Bruno lo miró en silencio: "Sí, ¿qué habría hecho?" Martín lo miró a su vez con concentrada atención y después de unos segundos, dijo:

– Sufrí con ella tanto que muchas veces estuve al borde del suicidio.

"Y, no obstante, aun así, aun sabiendo de antemano todo lo que luego me sucedió, habría corrido a su lado."

"Por supuesto", pensó Bruno. "¿Y qué otro hombre, muchacho o adulto, tonto o sabio, no habría hecho lo mismo?" -Me fascinaba -agregó Martín- como un abismo tenebroso y si me desesperaba era precisamente porque la quería y la necesitaba. ¿Cómo ha de desesperarnos algo que nos resulta indiferente?

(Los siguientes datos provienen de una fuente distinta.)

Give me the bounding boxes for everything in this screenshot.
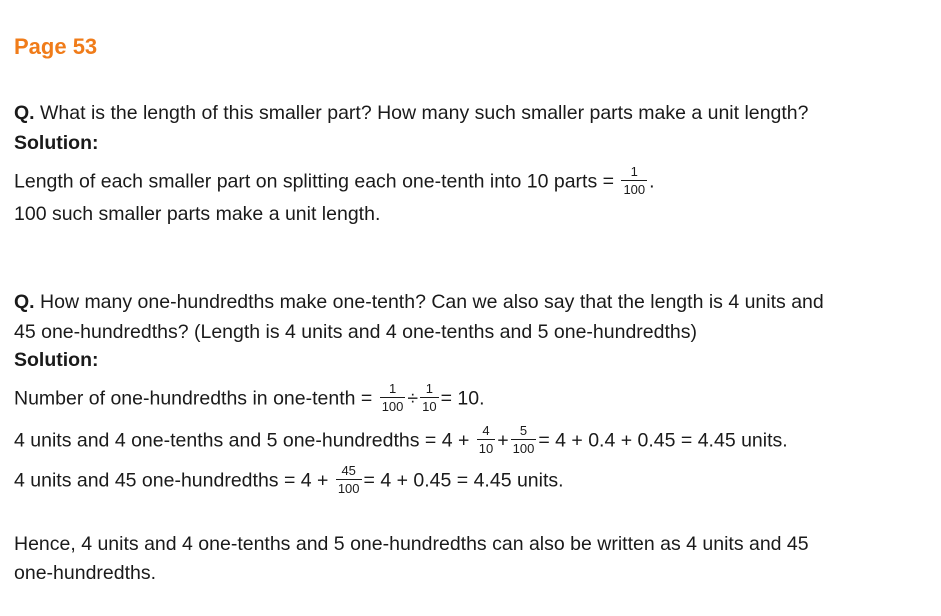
- denominator: 100: [337, 481, 360, 496]
- question-prefix: Q.: [14, 102, 35, 124]
- fraction: [420, 381, 438, 414]
- fraction: [511, 423, 537, 456]
- page-title: Page 53: [14, 34, 98, 59]
- conclusion-line-2: one-hundredths.: [14, 562, 157, 584]
- numerator: 5: [511, 423, 537, 440]
- solution-text-end: = 4 + 0.4 + 0.45 = 4.45 units.: [538, 429, 788, 452]
- question-2-text: How many one-hundredths make one-tenth? Can we also say that the length is 4 units and: [34, 291, 824, 313]
- plus-operator: +: [497, 429, 509, 452]
- question-1-text: What is the length of this smaller part? How many such smaller parts make a unit length?: [34, 102, 809, 124]
- solution-2-line-3: [14, 465, 564, 498]
- numerator: 1: [621, 164, 647, 181]
- solution-2-label: Solution:: [14, 349, 99, 371]
- question-2-line-2: 45 one-hundredths? (Length is 4 units and 4 one-tenths and 5 one-hundredths): [14, 321, 697, 343]
- fraction: [477, 423, 495, 456]
- fraction: [336, 463, 362, 496]
- solution-text: Number of one-hundredths in one-tenth =: [14, 387, 378, 410]
- division-operator: ÷: [407, 387, 419, 410]
- numerator: 1: [380, 381, 406, 398]
- question-2-line-1: [14, 290, 824, 314]
- numerator: 1: [420, 381, 438, 398]
- denominator: 100: [623, 182, 646, 197]
- fraction: [380, 381, 406, 414]
- conclusion-line-1: Hence, 4 units and 4 one-tenths and 5 one-hundredths can also be written as 4 units and 45: [14, 533, 809, 555]
- solution-2-line-2: [14, 425, 788, 458]
- fraction: [621, 164, 647, 197]
- solution-2-line-1: [14, 383, 485, 416]
- solution-text-end: .: [649, 170, 655, 193]
- solution-text-end: = 10.: [440, 387, 485, 410]
- denominator: 10: [478, 441, 494, 456]
- numerator: 4: [477, 423, 495, 440]
- numerator: 45: [336, 463, 362, 480]
- question-1: [14, 101, 808, 125]
- denominator: 10: [422, 399, 437, 414]
- solution-text: 4 units and 45 one-hundredths = 4 +: [14, 469, 334, 492]
- denominator: 100: [381, 399, 404, 414]
- solution-text: Length of each smaller part on splitting each one-tenth into 10 parts =: [14, 170, 620, 193]
- question-prefix: Q.: [14, 291, 35, 313]
- denominator: 100: [512, 441, 535, 456]
- solution-text-end: = 4 + 0.45 = 4.45 units.: [363, 469, 564, 492]
- solution-1-line-1: [14, 166, 655, 199]
- solution-1-line-2: 100 such smaller parts make a unit length.: [14, 203, 381, 225]
- solution-1-label: Solution:: [14, 132, 99, 154]
- solution-text: 4 units and 4 one-tenths and 5 one-hundredths = 4 +: [14, 429, 475, 452]
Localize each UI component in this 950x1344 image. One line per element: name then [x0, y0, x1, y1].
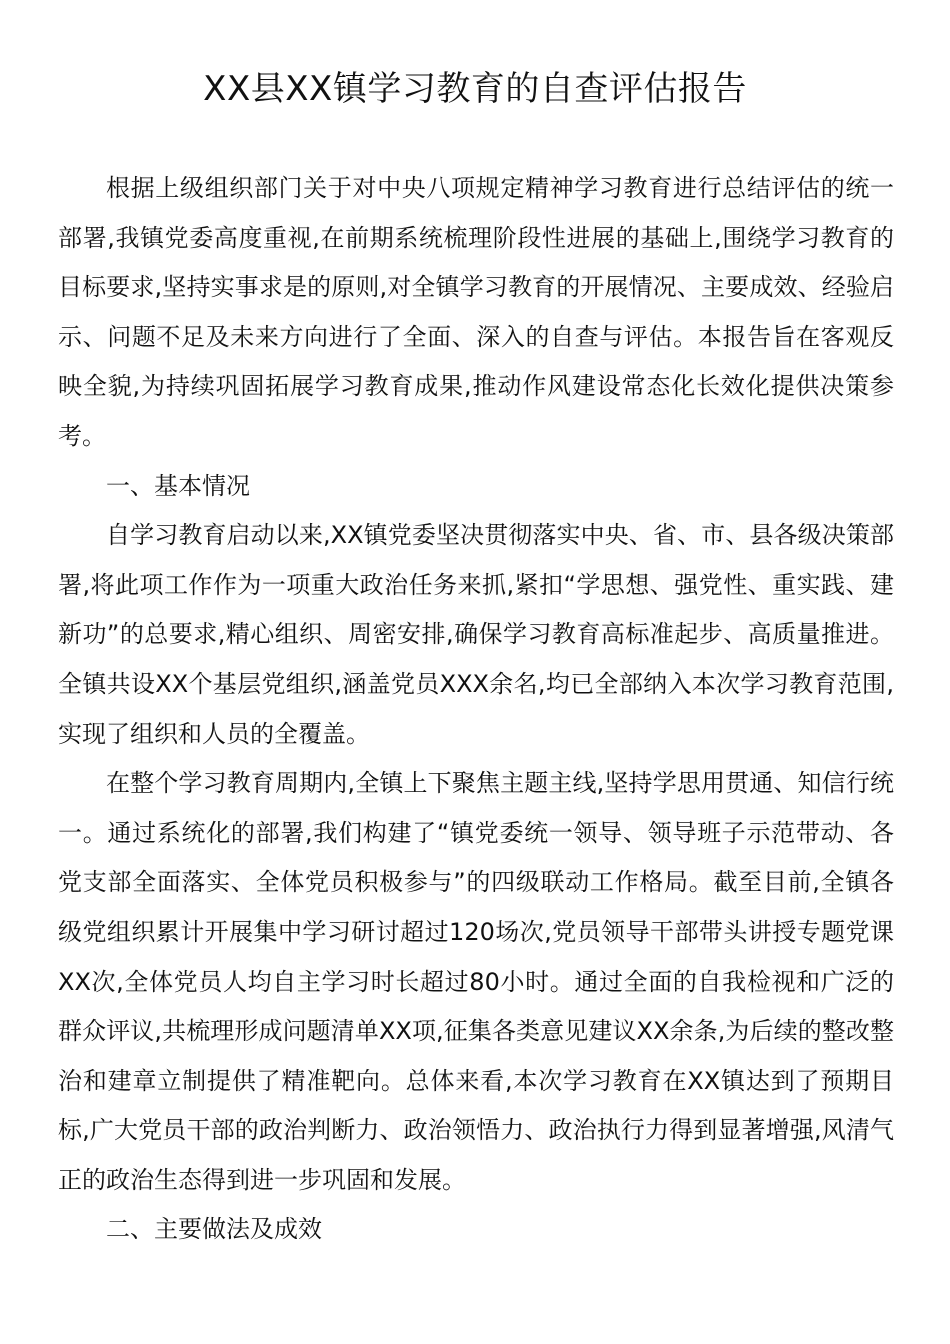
document-body: [58, 164, 894, 1255]
document-title: XX县XX镇学习教育的自查评估报告: [203, 69, 747, 109]
basic-situation-paragraph-2: 在整个学习教育周期内,全镇上下聚焦主题主线,坚持学思用贯通、知信行统一。通过系统化的部署,我们构建了“镇党委统一领导、领导班子示范带动、各党支部全面落实、全体党员积极参与”的四级联动工作格局。截至目前,全镇各级党组织累计开展集中学习研讨超过120场次,党员领导干部带头讲授专题党课XX次,全体党员人均自主学习时长超过80小时。通过全面的自我检视和广泛的群众评议,共梳理形成问题清单XX项,征集各类意见建议XX余条,为后续的整改整治和建章立制提供了精准靶向。总体来看,本次学习教育在XX镇达到了预期目标,广大党员干部的政治判断力、政治领悟力、政治执行力得到显著增强,风清气正的政治生态得到进一步巩固和发展。: [58, 769, 894, 1194]
basic-situation-paragraph-1: 自学习教育启动以来,XX镇党委坚决贯彻落实中央、省、市、县各级决策部署,将此项工作作为一项重大政治任务来抓,紧扣“学思想、强党性、重实践、建新功”的总要求,精心组织、周密安排,确保学习教育高标准起步、高质量推进。全镇共设XX个基层党组织,涵盖党员XXX余名,均已全部纳入本次学习教育范围,实现了组织和人员的全覆盖。: [58, 521, 894, 748]
section-heading-basic-situation: 一、基本情况: [106, 471, 250, 500]
section-heading-main-practices: 二、主要做法及成效: [106, 1215, 322, 1244]
intro-paragraph: 根据上级组织部门关于对中央八项规定精神学习教育进行总结评估的统一部署,我镇党委高度重视,在前期系统梳理阶段性进展的基础上,围绕学习教育的目标要求,坚持实事求是的原则,对全镇学习教育的开展情况、主要成效、经验启示、问题不足及未来方向进行了全面、深入的自查与评估。本报告旨在客观反映全貌,为持续巩固拓展学习教育成果,推动作风建设常态化长效化提供决策参考。: [58, 174, 894, 450]
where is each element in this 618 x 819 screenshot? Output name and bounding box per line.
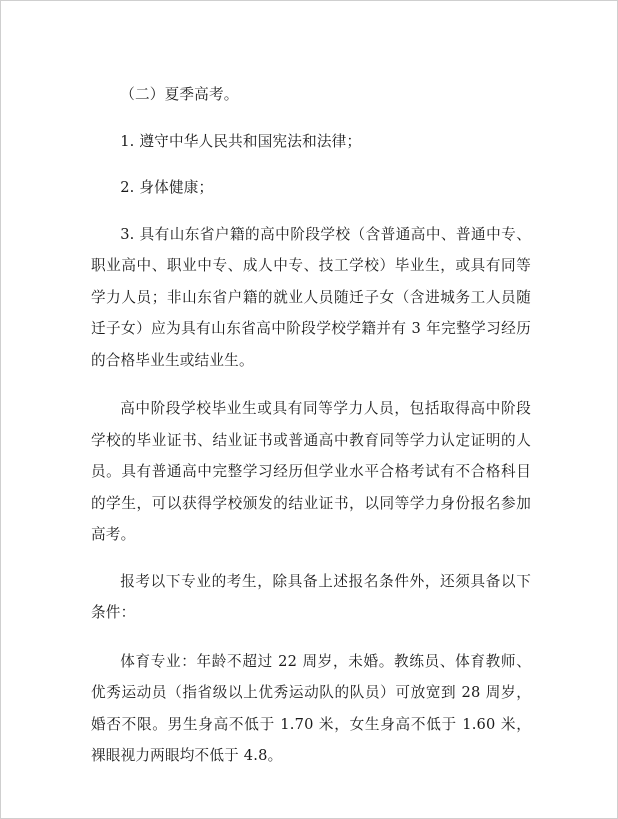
- document-body: [91, 79, 531, 772]
- special-major-intro: 报考以下专业的考生，除具备上述报名条件外，还须具备以下条件：: [91, 572, 531, 621]
- equivalent-qualification-note: 高中阶段学校毕业生或具有同等学力人员，包括取得高中阶段学校的毕业证书、结业证书或普通高中教育同等学力认定证明的人员。具有普通高中完整学习经历但学业水平合格考试有不合格科目的学生，可以获得学校颁发的结业证书，以同等学力身份报名参加高考。: [91, 400, 531, 543]
- paragraph-spacer: [91, 111, 531, 126]
- paragraph-spacer: [91, 551, 531, 566]
- requirement-item-1: 1. 遵守中华人民共和国宪法和法律；: [120, 132, 362, 150]
- requirement-item-3: 3. 具有山东省户籍的高中阶段学校（含普通高中、普通中专、职业高中、职业中专、成人中专、技工学校）毕业生，或具有同等学力人员；非山东省户籍的就业人员随迁子女（含进城务工人员随迁子女）应为具有山东省高中阶段学校学籍并有 3 年完整学习经历的合格毕业生或结业生。: [91, 225, 531, 369]
- requirement-item-2: 2. 身体健康；: [120, 179, 214, 196]
- sports-major-requirements: 体育专业：年龄不超过 22 周岁，未婚。教练员、体育教师、优秀运动员（指省级以上优秀运动队的队员）可放宽到 28 周岁，婚否不限。男生身高不低于 1.70 米，女生身高不低于 1.60 米，裸眼视力两眼均不低于 4.8。: [91, 652, 531, 764]
- paragraph-spacer: [91, 629, 531, 646]
- paragraph-spacer: [91, 157, 531, 172]
- paragraph-spacer: [91, 376, 531, 393]
- section-heading: （二）夏季高考。: [120, 86, 239, 103]
- paragraph-spacer: [91, 204, 531, 219]
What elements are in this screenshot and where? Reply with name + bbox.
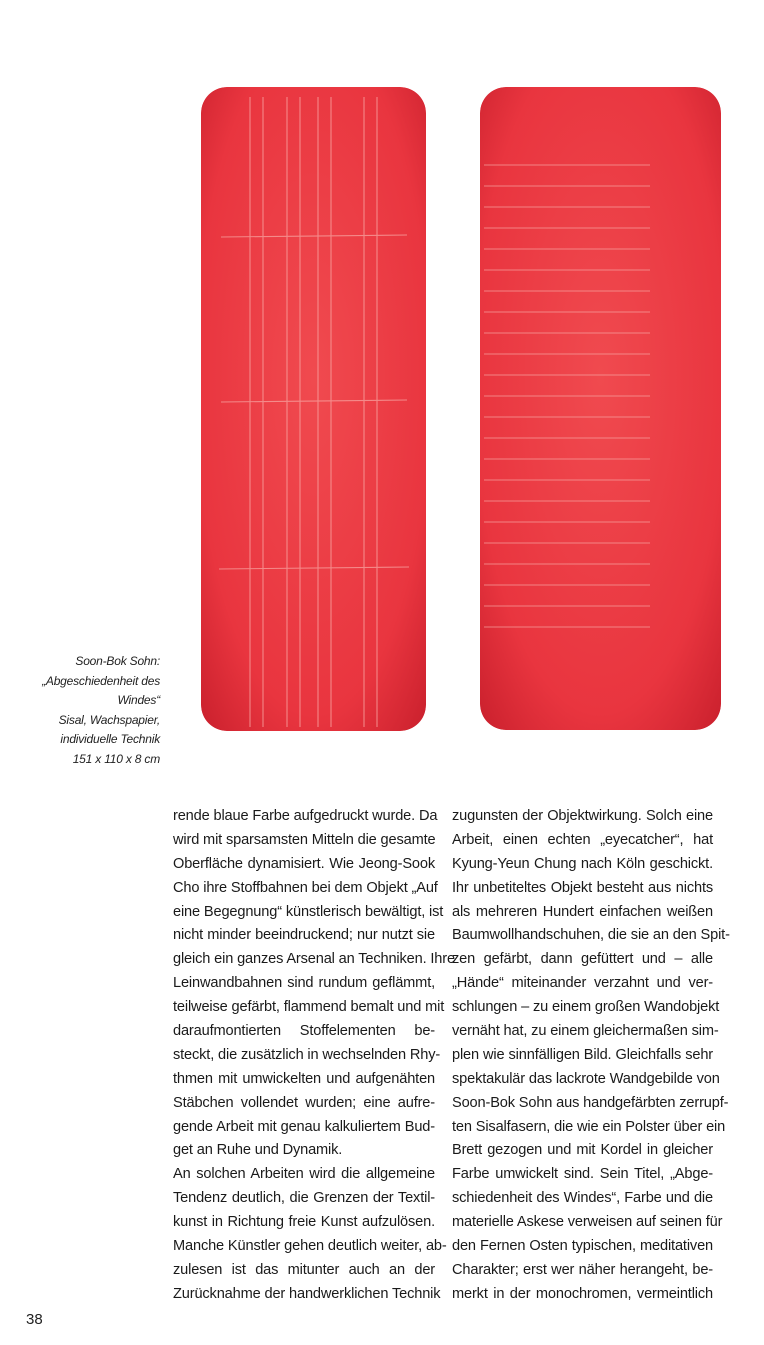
caption-title-line-2: Windes“ xyxy=(117,693,160,707)
text-line: „Hände“ miteinander verzahnt und ver- xyxy=(452,975,713,992)
text-line: Zurücknahme der handwerklichen Technik xyxy=(173,1285,441,1302)
artwork-panel-left xyxy=(201,87,426,731)
text-line: Kyung-Yeun Chung nach Köln geschickt. xyxy=(452,855,713,872)
artwork-caption xyxy=(18,652,160,769)
text-line: nicht minder beeindruckend; nur nutzt sie xyxy=(173,927,435,944)
text-line: schiedenheit des Windes“, Farbe und die xyxy=(452,1190,713,1207)
caption-materials: Sisal, Wachspapier, xyxy=(58,712,160,727)
text-line: kunst in Richtung freie Kunst aufzulösen. xyxy=(173,1214,435,1231)
artwork-panel-right xyxy=(480,87,721,730)
text-line: den Fernen Osten typischen, meditativen xyxy=(452,1238,713,1255)
text-line: Manche Künstler gehen deutlich weiter, ab- xyxy=(173,1238,447,1255)
caption-title-line-1: „Abgeschiedenheit des xyxy=(42,673,160,688)
text-line: Leinwandbahnen sind rundum geflämmt, xyxy=(173,975,435,992)
text-line: An solchen Arbeiten wird die allgemeine xyxy=(173,1166,435,1183)
text-line: merkt in der monochromen, vermeintlich xyxy=(452,1285,713,1302)
text-line: wird mit sparsamsten Mitteln die gesamte xyxy=(173,831,436,848)
text-line: teilweise gefärbt, flammend bemalt und mit xyxy=(173,999,445,1016)
text-line: Baumwollhandschuhen, die sie an den Spit- xyxy=(452,927,730,944)
text-line: rende blaue Farbe aufgedruckt wurde. Da xyxy=(173,808,438,824)
page-number: 38 xyxy=(26,1311,43,1328)
text-line: vernäht hat, zu einem gleichermaßen sim- xyxy=(452,1023,719,1040)
text-line: Charakter; erst wer näher herangeht, be- xyxy=(452,1261,713,1278)
text-line: daraufmontierten Stoffelementen be- xyxy=(173,1023,435,1040)
text-line: get an Ruhe und Dynamik. xyxy=(173,1142,343,1159)
text-line: Stäbchen vollendet wurden; eine aufre- xyxy=(173,1094,435,1111)
text-line: steckt, die zusätzlich in wechselnden Rhy- xyxy=(173,1046,441,1063)
text-column-right xyxy=(452,805,730,1307)
text-line: thmen mit umwickelten und aufgenähten xyxy=(173,1070,435,1087)
artwork-panel-right-graphic xyxy=(480,87,721,730)
caption-technique: individuelle Technik xyxy=(60,732,160,746)
text-line: als mehreren Hundert einfachen weißen xyxy=(452,903,713,920)
text-line: gende Arbeit mit genau kalkuliertem Bud- xyxy=(173,1118,435,1135)
text-line: Brett gezogen und mit Kordel in gleicher xyxy=(452,1142,713,1159)
text-line: plen wie sinnfälligen Bild. Gleichfalls sehr xyxy=(452,1046,713,1063)
text-line: ten Sisalfasern, die wie ein Polster über ein xyxy=(452,1118,726,1135)
caption-artist: Soon-Bok Sohn: xyxy=(75,654,160,668)
text-line: Farbe umwickelt sind. Sein Titel, „Abge- xyxy=(452,1166,713,1183)
text-line: zulesen ist das mitunter auch an der xyxy=(173,1261,435,1278)
text-column-left xyxy=(173,805,455,1307)
text-line: zen gefärbt, dann gefüttert und – alle xyxy=(452,951,713,968)
text-line: zugunsten der Objektwirkung. Solch eine xyxy=(452,808,713,824)
text-line: Arbeit, einen echten „eyecatcher“, hat xyxy=(452,831,713,848)
artwork-panel-left-graphic xyxy=(201,87,426,731)
text-line: spektakulär das lackrote Wandgebilde von xyxy=(452,1070,720,1087)
text-line: schlungen – zu einem großen Wandobjekt xyxy=(452,999,720,1016)
text-line: eine Begegnung“ künstlerisch bewältigt, ist xyxy=(173,903,444,920)
text-line: Cho ihre Stoffbahnen bei dem Objekt „Auf xyxy=(173,879,438,896)
caption-dimensions: 151 x 110 x 8 cm xyxy=(72,751,160,766)
text-line: gleich ein ganzes Arsenal an Techniken. Ihre xyxy=(173,951,455,968)
text-line: Soon-Bok Sohn aus handgefärbten zerrupf- xyxy=(452,1094,729,1111)
text-line: Tendenz deutlich, die Grenzen der Textil- xyxy=(173,1190,435,1207)
text-line: Oberfläche dynamisiert. Wie Jeong-Sook xyxy=(173,855,435,872)
text-line: Ihr unbetiteltes Objekt besteht aus nichts xyxy=(452,879,713,896)
text-line: materielle Askese verweisen auf seinen für xyxy=(452,1214,723,1231)
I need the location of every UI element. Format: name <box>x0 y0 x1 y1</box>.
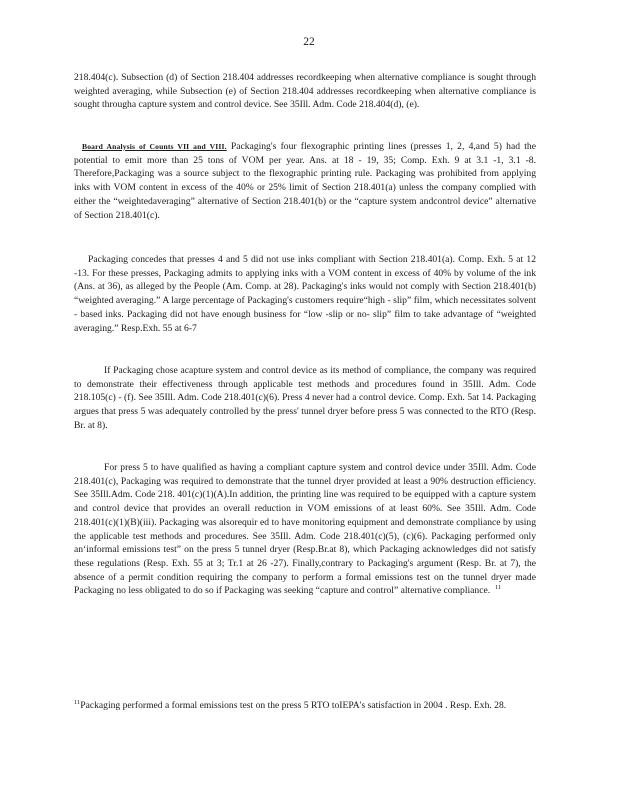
paragraph-2 <box>74 140 536 222</box>
paragraph-4: If Packaging chose acapture system and control device as its method of compliance, the company was required to demonstrate their effectiveness through applicable test methods and procedures found in 35Ill. Adm. Code 218.105(c) - (f). See 35Ill. Adm. Code 218.401(c)(6). Press 4 never had a control device. Comp. Exh. 5at 14. Packaging argues that press 5 was adequately controlled by the press' tunnel dryer before press 5 was connected to the RTO (Resp. Br. at 8). <box>74 365 536 431</box>
footnote-reference: 11 <box>494 584 502 592</box>
paragraph-2-body: Packaging's four flexographic printing lines (presses 1, 2, 4,and 5) had the potential to emit more than 25 tons of VOM per year. Ans. at 18 - 19, 35; Comp. Exh. 9 at 3.1 -1, 3.1 -8. Therefore,Packaging was a source subject to the flexographic printing rule. Packaging was prohibited from applying inks with VOM content in excess of the 40% or 25% limit of Section 218.401(a) unless the company complied with either the “weightedaveraging” alternative of Section 218.401(b) or the “capture system andcontrol device” alternative of Section 218.401(c). <box>74 141 536 221</box>
footnote <box>74 699 536 713</box>
section-heading: Board Analysis of Counts VII and VIII. <box>82 142 227 151</box>
paragraph-1: 218.404(c). Subsection (d) of Section 218.404 addresses recordkeeping when alternative compliance is sought through weighted averaging, while Subsection (e) of Section 218.404 addresses recordkeeping when alternative compliance is sought througha capture system and control device. See 35Ill. Adm. Code 218.404(d), (e). <box>74 72 536 111</box>
footnote-number: 11 <box>74 698 81 706</box>
page-number: 22 <box>303 36 315 48</box>
paragraph-5-body: For press 5 to have qualified as having a compliant capture system and control device under 35Ill. Adm. Code 218.401(c), Packaging was required to demonstrate that the tunnel dryer provided at least a 90% destruction efficiency. See 35Ill.Adm. Code 218. 401(c)(1)(A).In addition, the printing line was required to be equipped with a capture system and control device that provides an overall reduction in VOM emissions of at least 60%. See 35Ill. Adm. Code 218.401(c)(1)(B)(iii). Packaging was alsorequir ed to have monitoring equipment and demonstrate compliance by using the applicable test methods and procedures. See 35Ill. Adm. Code 218.401(c)(5), (c)(6). Packaging performed only an‘informal emissions test” on the press 5 tunnel dryer (Resp.Br.at 8), which Packaging acknowledges did not satisfy these regulations (Resp. Exh. 55 at 3; Tr.1 at 26 -27). Finally,contrary to Packaging's argument (Resp. Br. at 7), the absence of a permit condition requiring the company to perform a formal emissions test on the tunnel dryer made Packaging no less obligated to do so if Packaging was seeking “capture and control” alternative compliance. <box>74 462 536 597</box>
footnote-text: Packaging performed a formal emissions test on the press 5 RTO toIEPA's satisfaction in 2004 . Resp. Exh. 28. <box>80 700 507 711</box>
paragraph-3: Packaging concedes that presses 4 and 5 did not use inks compliant with Section 218.401(a). Comp. Exh. 5 at 12 -13. For these presses, Packaging admits to applying inks with a VOM content in excess of 40% by volume of the ink (Ans. at 36), as alleged by the People (Am. Comp. at 28). Packaging's inks would not comply with Section 218.401(b) “weighted averaging.” A large percentage of Packaging's customers require“high - slip” film, which necessitates solvent - based inks. Packaging did not have enough business for “low -slip or no- slip” film to take advantage of “weighted averaging.” Resp.Exh. 55 at 6-7 <box>74 254 536 334</box>
paragraph-5 <box>74 461 536 598</box>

Quedó largo rato pensativo y luego volvió a su obsesión: se empecinaba en recordar (en tratar de recordar) los momentos con ella, como los enamorados releen la vieja carta de amor que guardan en el bolsillo, cuando ya está alejado para siempre el ser que la escribió; y, también como en la carta, los recuerdos se iban agrietando y envejeciendo, se perdían frases enteras en los dobleces del alma, la tinta iba desvaneciéndose y, con ella, hermosas y mágicas palabras que creaban el sortilegio. Y entonces era necesario esforzar la memoria como quien esfuerza la vista y la acerca al resquebrajado y amarillento papel. Sí, sí: ella le había preguntado por dónde vivía, mientras arrancaba un yuyito y empezaba a masticar el tallo (hecho que recordaba con nitidez). Y después le habría preguntado con quién vivía. Con su padre, le respondió. Y después de un momento de vacilación, agregó que también vivía con su madre. "¿Y qué hace tu padre?" le preguntó entonces Alejandra, a lo que él no respondió en seguida, hasta que por fin dijo que era pintor. Pero al decir la palabra "pintor" su voz fue levemente distinta, como si fuese frágil, y temió que el tono de su voz hubiese llamado la atención de ella como debe llamar la atención de la gente la forma de caminar de alguien que atraviesa un techo de vidrio. Y que algo raro notó Alejandra en aquella palabra lo probaba el hecho de que se inclinó hacia él y lo observó.

– Te estás poniendo colorado -comentó.

– ¿Yo? -preguntó Martín.

Y, como sucede siempre en esas circunstancias, enrojeció aun más.